Tesla shares have taken a hit due to supply chain issues. Analysts estimate the stock has slumped by 25% over the past month. However, there is a silver lining: Tesla shares are still up 21% since the US presidential election.


According to Gene Munster, a managing partner at Deepwater Asset Management, Tesla's recent decline is driven by investors adjusting their delivery expectations for 2025. In turn, this revision is linked to Elon Musk's growing political activity, which deters potential buyers. This sentiment has already been reflected in Tesla’s vehicle registrations in Europe. Sales in the EU plummeted by 45% year-over-year in January 2025, while Tesla’s market share in new car registrations fell to 1% from 1.8% in the same period of 2024.

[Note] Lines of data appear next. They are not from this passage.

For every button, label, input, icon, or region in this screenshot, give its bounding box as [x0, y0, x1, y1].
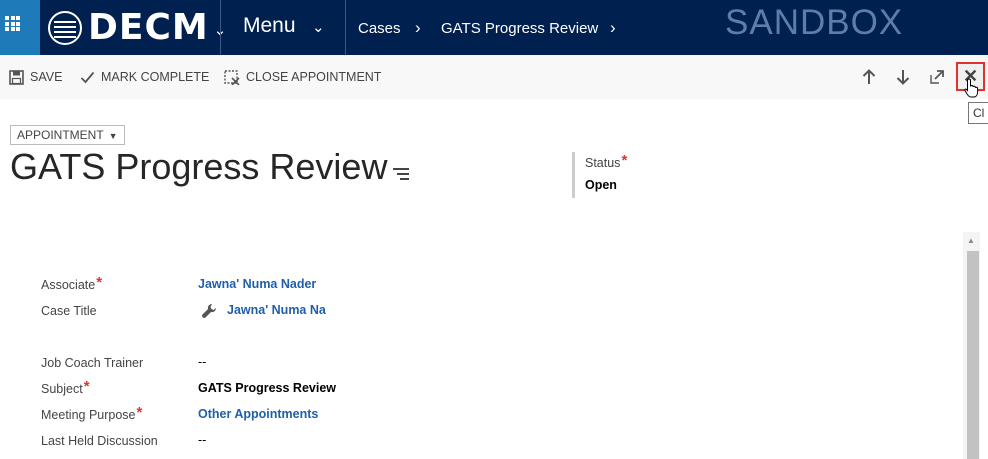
- associate-value[interactable]: Jawna' Numa Nader: [198, 277, 316, 291]
- wrench-icon: [201, 303, 217, 319]
- required-marker: *: [83, 378, 90, 395]
- chevron-right-icon: ›: [415, 18, 421, 37]
- scrollbar-thumb[interactable]: [967, 251, 979, 459]
- checkmark-icon: [80, 70, 95, 85]
- menu-button[interactable]: Menu: [243, 14, 296, 38]
- chevron-right-icon[interactable]: ›: [610, 18, 616, 38]
- required-marker: *: [621, 152, 628, 169]
- last-held-discussion-label: Last Held Discussion: [41, 434, 158, 448]
- required-marker: *: [136, 404, 143, 421]
- save-button[interactable]: SAVE: [9, 55, 62, 99]
- entity-selector[interactable]: APPOINTMENT ▼: [10, 125, 125, 145]
- pop-out-button[interactable]: [926, 66, 948, 88]
- meeting-purpose-value[interactable]: Other Appointments: [198, 407, 318, 421]
- caret-down-icon: ▼: [108, 131, 118, 141]
- chevron-down-icon: ⌄: [312, 19, 325, 36]
- pop-out-icon: [930, 70, 944, 84]
- case-title-label: Case Title: [41, 304, 97, 318]
- status-divider: [572, 152, 575, 198]
- associate-label: Associate*: [41, 274, 103, 292]
- record-menu-icon[interactable]: [392, 165, 410, 181]
- status-value[interactable]: Open: [585, 178, 617, 192]
- arrow-down-icon: [896, 70, 910, 85]
- case-title-value[interactable]: Jawna' Numa Na: [227, 303, 337, 317]
- grid-icon: [5, 16, 20, 31]
- nav-divider: [220, 0, 221, 55]
- close-tooltip: Cl: [968, 102, 988, 124]
- subject-label: Subject*: [41, 378, 90, 396]
- job-coach-trainer-label: Job Coach Trainer: [41, 356, 144, 370]
- close-appointment-icon: [224, 69, 240, 85]
- next-record-button[interactable]: [892, 66, 914, 88]
- arrow-up-icon: [862, 69, 876, 84]
- breadcrumb-record[interactable]: GATS Progress Review: [441, 20, 598, 37]
- scroll-up-icon[interactable]: ▲: [967, 236, 975, 245]
- entity-name: APPOINTMENT: [17, 128, 104, 142]
- command-bar: SAVE MARK COMPLETE CLOSE APPOINTMENT: [0, 55, 988, 99]
- app-launcher-button[interactable]: [0, 0, 40, 55]
- close-appointment-button[interactable]: CLOSE APPOINTMENT: [224, 55, 381, 99]
- save-icon: [9, 69, 24, 85]
- nav-divider: [345, 0, 346, 55]
- hand-cursor-icon: [964, 78, 979, 98]
- brand-logo[interactable]: DECM ⌄: [48, 8, 226, 48]
- top-nav-bar: DECM ⌄ Menu ⌄ Cases › GATS Progress Revi…: [0, 0, 988, 55]
- subject-value[interactable]: GATS Progress Review: [198, 381, 336, 395]
- job-coach-trainer-value[interactable]: --: [198, 355, 206, 369]
- close-appointment-label: CLOSE APPOINTMENT: [246, 70, 382, 84]
- seal-icon: [48, 11, 82, 45]
- mark-complete-button[interactable]: MARK COMPLETE: [80, 55, 209, 99]
- status-label: Status*: [585, 152, 628, 170]
- required-marker: *: [96, 274, 103, 291]
- save-label: SAVE: [30, 70, 63, 84]
- brand-name: DECM: [88, 7, 209, 48]
- mark-complete-label: MARK COMPLETE: [101, 70, 210, 84]
- last-held-discussion-value[interactable]: --: [198, 433, 206, 447]
- breadcrumb-cases[interactable]: Cases: [358, 20, 401, 37]
- previous-record-button[interactable]: [858, 66, 880, 88]
- record-title: GATS Progress Review: [10, 146, 388, 187]
- environment-label: SANDBOX: [725, 3, 904, 42]
- meeting-purpose-label: Meeting Purpose*: [41, 404, 143, 422]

Wall Street analysts expect Tesla’s deliveries to reach 2 million vehicles this year, but industry estimates are more modest at 1.7 million. If the worst-case scenario comes true, Tesla could face a tough year, as this forecast implies a 4% decline in annual deliveries. Nevertheless, Tesla’s management remains optimistic, still predicting a 12% growth in the annual rate.


Gene Munster says Tesla stock may not bottom out until the company’s official delivery forecasts align with lower industry estimates. Despite the current downturn, the expert is bullish about Tesla’s future. He believes that the company is laying the groundwork for a strong 2026, when the stock will benefit from the more affordable model. Notably, the production of the new model will be launched in the first half of 2025.